# 🔁 Backpropagation Through Time (BPTT) – In-Depth Explanation

---

## 📌 What Happens During BTT?

When training an RNN, we perform **forward propagation through time** to calculate the output `ŷ` and compute the **loss**.

Then, to improve the model, we perform **Backpropagation Through Time (BPTT)** — where we compute the gradients of the loss **with respect to all parameters** and update them using gradient descent.

---

## 🎯 What Parameters Get Updated?

During BTT, we update the following:

- **W** → input-to-hidden weights  
- **Wʰ** → hidden-to-hidden weights (shared across time)  
- **V** → hidden-to-output weights  
- **b** → bias for hidden layer  
- **b_output** → bias for output layer

---

## 🧮 Gradient Flow using Chain Rule

Let’s say we process an input sequence across 3 time steps:
- t = 1 → `x₁`
- t = 2 → `x₂`
- t = 3 → `x₃`

And we compute:
- `h₁ = f(x₁ ⋅ W + b)`
- `h₂ = f(x₂ ⋅ W + h₁ ⋅ Wʰ + b)`
- `h₃ = f(x₃ ⋅ W + h₂ ⋅ Wʰ + b)`
- `ŷ = softmax(h₃ ⋅ V + b_output)`
- `L = loss(ŷ, y)`

---

    Time Steps →         t = 1             t = 2               t = 3

  Input x₁ₜ         →   [ x₁₁ ]           [ x₁₂ ]               [ x₁₃ ]
                       (input vector)    (input vector)     (input vector)

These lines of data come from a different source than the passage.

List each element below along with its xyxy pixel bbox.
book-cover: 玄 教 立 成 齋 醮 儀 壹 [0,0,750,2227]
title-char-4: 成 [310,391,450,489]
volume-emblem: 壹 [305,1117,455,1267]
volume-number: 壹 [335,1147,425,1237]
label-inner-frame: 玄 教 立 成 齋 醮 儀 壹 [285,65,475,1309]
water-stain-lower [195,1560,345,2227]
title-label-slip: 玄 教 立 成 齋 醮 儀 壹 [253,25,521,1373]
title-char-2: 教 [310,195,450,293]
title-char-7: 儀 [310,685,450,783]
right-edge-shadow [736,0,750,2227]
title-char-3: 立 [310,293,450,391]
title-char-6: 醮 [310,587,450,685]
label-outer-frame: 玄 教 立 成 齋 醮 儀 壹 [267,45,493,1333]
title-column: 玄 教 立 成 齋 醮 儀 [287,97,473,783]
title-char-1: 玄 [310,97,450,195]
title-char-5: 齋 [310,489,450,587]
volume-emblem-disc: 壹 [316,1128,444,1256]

                          │                  │                  │
                         [W]                [W]                [W]
                          │                  │                  │
                        ┌────┐            ┌────┐            ┌────┐
     Hidden state hₜ →   │ h₁ │ ───[Wʰ]── →│ h₂ │ ───[Wʰ]───→│ h₃ │
                        └────┘            └────┘            └────┘
                                                               │
                                                              [V]
                                                               │
                                                       Output ŷ (softmax)

---
## 🔧 Step 1: Update Output Layer Weights (V)

V is updated using formula:

V_new = V_old - η ⋅ ∂L/∂V_old

where - `η` is the **learning rate**
- Controls **how big a step** we take in the direction of the gradient
- A small `η` (e.g., 0.0001) means slow learning; large `η` can lead to overshooting


---

## 🔧 Step 2: Update Hidden-to-Hidden Weights (Wʰ)

Wʰ is **reused across time steps**, so its gradient is the **sum of contributions from each time step**.

So, here we calculate:

Wʰ_new = Wʰ_old - η ⋅ ∂L/∂Wʰ_old


---

## 🔧 Step 3: Update Input-to-Hidden Weights (W)

Similar to Wʰ, we use formula:

W_new = W_old - η ⋅ ∂L/∂W

## ✅ Summary of BTT Steps

1. Perform **forward pass** to compute all `hₜ`, final output `ŷ`, and loss `L`
2. Compute gradients of `L` w.r.t.:
   - Output layer weights `V`
   - Hidden-to-hidden weights `Wʰ` (shared across time)
   - Input-to-hidden weights `W`
   - Biases
3. Use **chain rule** to propagate loss **back through time**
4. Update all weights using **gradient descent**

---

## 🔁 Reminder: This Happens for Every Sequence During Training

The above gradient flow happens for **each training sample (sequence)** during every epoch.

Weights get updated → Output improves → Loss reduces → Model learns.